New Analysis Suggests Utah’s Famous Rock Art Is Surprisingly Recent
The impressive Barrier Canyon Style images hold clues to the identity of their mysterious painters
One of the most famous examples of ancient rock art in North America—the paintings of life-sized human figures on a red rock wall in Utah’s Canyonlands National Park—are possibly thousands of years younger than previously thought, according to new research.
“The most accepted hypotheses pointed to the age of these paintings as 2,000 to 4,000 years old, or perhaps even 7,000 to 8,000 years old,” Joel Pederson, a professor of geology at Utah State University, said in a news release. But, in a new study, his team determined that the figures in the 200-foot-long Great Gallery section of Horseshoe canyon were painted just 900 to 2,000 years ago.
Dating rock art is tricky because the pigments often don’t contain enough carbon to use typical dating methods. Instead, Pederson and his colleagues looked at the rock face surrounding the paintings.
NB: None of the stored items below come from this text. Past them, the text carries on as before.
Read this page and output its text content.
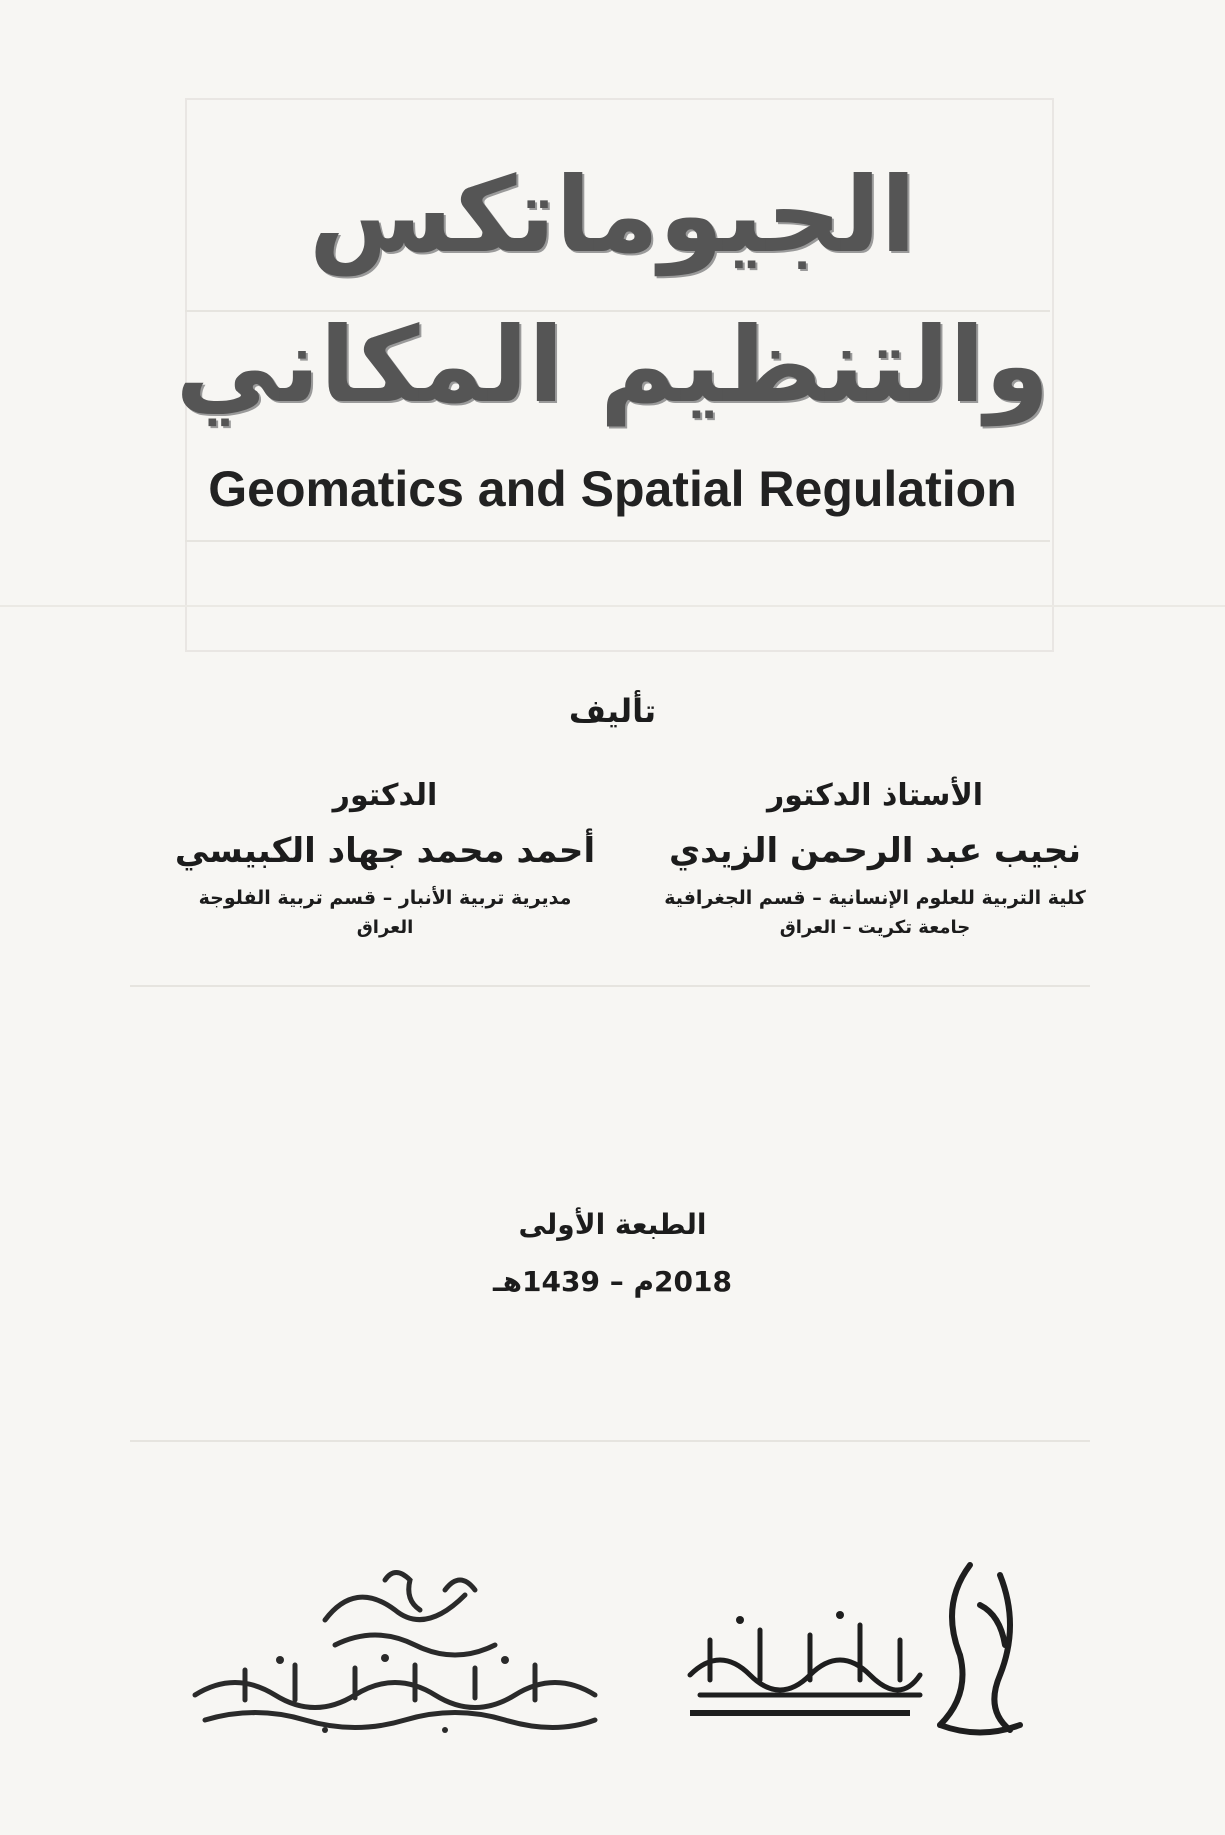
الجيوماتكس
والتنظيم المكاني
Geomatics and Spatial Regulation
تأليف
الأستاذ الدكتور
نجيب عبد الرحمن الزيدي
كلية التربية للعلوم الإنسانية – قسم الجغرافية
جامعة تكريت – العراق
الدكتور
أحمد محمد جهاد الكبيسي
مديرية تربية الأنبار – قسم تربية الفلوجة
العراق
الطبعة الأولى
2018م – 1439هـ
Grains of quartz accumulate a radioactive signature from surrounding rock when they are buried. But after sunlight hits them, the signal zeros out. Using a technique called optically-stimulated luminescence, the researchers can deduce how long quartz sediments have been exposed to light.
That analysis gave them a window of time during which Utah artists could have painted the Great Gallery. Archaeologists have a name for this kind of painting — Barrier Canyon style. (It refers to the local name for Horseshoe canyon.) The finding means that the painters lived in the area at the same time as the Fremont people, ancient Native Americans who carved petroglyphs, a completely different type of art, into other rocks in the area.
"What makes it interesting," Steven Simms, one of the study’s co-authors, told The Salt Lake Tribune, "is that period is a time of great demographic, economic and social change with the arrival of the agriculture on the Colorado Plateau, and the arrival of the bow and arrow."